Когда я работала в Доме, то регулярно просыпалась с похмельем, порой таким, что в черепе вместо мозга по ощущениям было желе. Сейчас было хуже. Свет слишком сильный, цвета слишком яркие. Морщась и заставляя себя не зажмуриться обратно, я огляделась. Голова моя лежала у Тибальта на коленях. Рядом стояли Эллиот с Алексом, а по другую сторону Гордан складывала аптечку первой помощи.
— Как ты себя чувствуешь? — спросил Алекс.
— Как будто через мясорубку провернули. Кофе мне принесут?
— Ты потеряла много крови, — сказала Гордан. — Я тебя уже второй раз латаю. Не заставляй меня делать это в третий.
— У меня нет такого намерения. — Если учесть, что я практически уверена в том, что ей в данный момент хочется меня не столько подлатать, сколько порезать на куски.
— Вот и хорошо. — Она подхватила аптечку и направилась к лестнице.
— Никаких хождений поодиночке, — сказал Эллиот. Гордан с хмурым видом остановилась и ответила:
— Мне нужно вернуться к работе.
— Возьми Алекса.
— Нет, — быстро произнесла я. — Мне нужно с ним поговорить.
— Ну а мне нужно работу делать. — Гордан обвела всех сердитым взглядом.
— Тогда иди и делай, — сказала я, надеясь, что голос у меня настолько усталый, что она поверит, что эта фраза сорвалась у меня с языка нечаянно, а также на то, что убийца — именно она. Нужно твердо в этом убедиться, прежде чем выступать против нее. Также нужно проверить, способна ли я стоять на ногах без посторонней помощи. Я закончила фразу: — Позови Эйприл, если что-то случится.
— Какая трогательная забота, — откликнулась Гордан и побежала вверх по лестнице.
Едва она ушла, Эллиот хмуро сказал:
— Ты позволила ей уйти одной.
— Ага, я в курсе. — Я наклонила голову набок и посмотрела на Тибальта. — Поможешь мне сесть?

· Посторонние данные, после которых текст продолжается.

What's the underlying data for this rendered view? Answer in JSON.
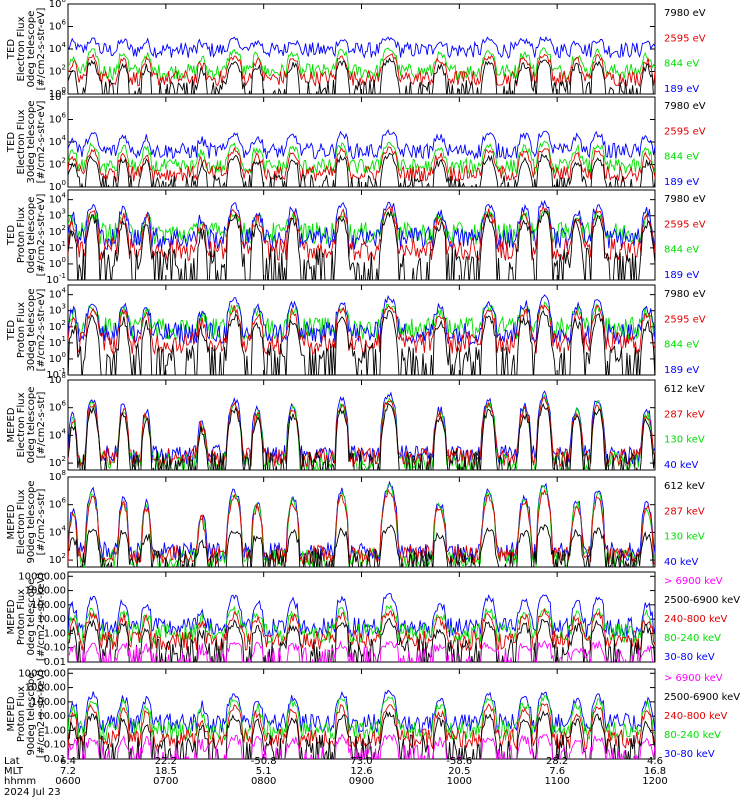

Тот, не ответив, подсунул руки мне под спину и подтянул в сидячее положение. Отстранившись, я целую секунду ухитрялась держаться прямо, опираясь на здоровую руку, но потом рука подломилась, и я снова упала Тибальту на грудь. Он обнял меня за плечи, удерживая в таком положении.
— Сиди так, — произнес он твердо.
— Да пожалуйста, — буркнула я, оглядывая помещение. Все тот же подвал. Левое запястье у меня оказалось плотно забинтовано, на белом проступили красные пятна. Мы с Тибальтом сидели на койке, на которой до этого лежало тело Терри. Оно и понятно, другого подходящего места здесь просто не было.
— У тебя было такое сильное кровотечение, что мы побоялись тебя переносить, — сказал Эллиот. — Если бы Тибальт не рассказал нам, что ты сама сделала это с собой, мы бы решили, что на тебя было нападение. Ни разу еще не видел, чтобы человек так часто резал сам себя.
— Это ее особый талант, — сообщил Тибальт.
— Плохой талант, — ответил Эллиот и протянул мне кружку. — Вот, выпей.
— Кофе? — Я заглянула в кружку. Увы, нет. Если только его описание не изменили на «зеленая вязкая жидкость».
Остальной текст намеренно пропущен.